TORONTO -- Frieda Motsch’s family has always made the effort to make her birthday special and COVID-19 was not going to change that.

“During a pandemic, what do you do when you can’t have party?” Annie Hudson, Motsch’s daughter, told CTV News Toronto. “We thought, well, we’ll have a card party!”

Hudson put the call out to family on friends on Facebook, asking them to surprise her mother with a card for her 98th birthday.

Over the course of a few days, Motsch received nearly 300 cards.

“It surprised me. I had so many!” Motsch said. “I was very happy somebody think of me.”

Motsch, known to most simply as ‘Oma,’ lives alone in Toronto’s Guildwood neighbourhood. She admitted to CTV News Toronto that the pandemic hasn’t always been easy for her.

“I feel sometimes is a little depressing,” she said. When asked about how this birthday was different from her usual celebrations, she said “my friends, they could not come this year.”

When the birthday cards started arriving at Oma’s house, Hudson says there was a lot of joy.

“She ended up, every day, going to the mailbox and she’d pick up five cards, maybe 10, sometimes it was 20,” Hudson explained. “She did nothing but laugh. And she goes ‘oh, I think you guys had something to do with this’.”

Frieda Motsch

The cards are on display around Motsch’s home – hanging from the ceiling in the living room and dining room. The plan is to have them up and visible until Christmas.

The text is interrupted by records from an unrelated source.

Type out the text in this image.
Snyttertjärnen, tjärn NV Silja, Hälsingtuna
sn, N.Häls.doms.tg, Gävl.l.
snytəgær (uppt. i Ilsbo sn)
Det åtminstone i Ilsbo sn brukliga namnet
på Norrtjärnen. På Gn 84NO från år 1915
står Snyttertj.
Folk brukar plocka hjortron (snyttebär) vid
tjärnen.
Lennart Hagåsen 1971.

“I will leave it in until somebody take it off!” Motsch laughs.

Hudson says they are still waiting for more cards to arrive from friends and family members overseas, and that spreading out the arrival of the cards was part of the plan.

“We had it going on for about a month because we didn’t want her overwhelmed with one day worth of cards,” she said. “It worked out quite nicely.”

Motsch came to Canada from Germany and settled in Toronto with her husband and four children. Now, she is a grandmother to 13, a great-grandmother of 25, and great-great-grandmother to one.

“She is amazing,” Hudson said. “She is kind of like the boss of all of us, which is true. Sorry mom!”

Frieda Motsch

As for the number of cards pouring in, Motsch’s great-grandson Ryan Budhai says he is not surprised.

“I knew when everyone would hear the message and the initiative we took to make this project happen that everyone would be so excited to take part,” he tolls CTV News Toronto. “I gathered all my friends and said we should all write a good heartfelt message to her and make her feel good on her birthday.”

Motsch says the ‘card party’ certainly has made her feel good.

“I appreciate everybody and to everybody I want to say thank you, thank you, thank you.”

Frieda Motsch

Her family suggests that others consider something similar for their loved one during the COVID-19 pandemic.

“I think everybody should do this for their elderly people that are homebound,” Hudson said. “Just to let people know that you’re thinking of them.”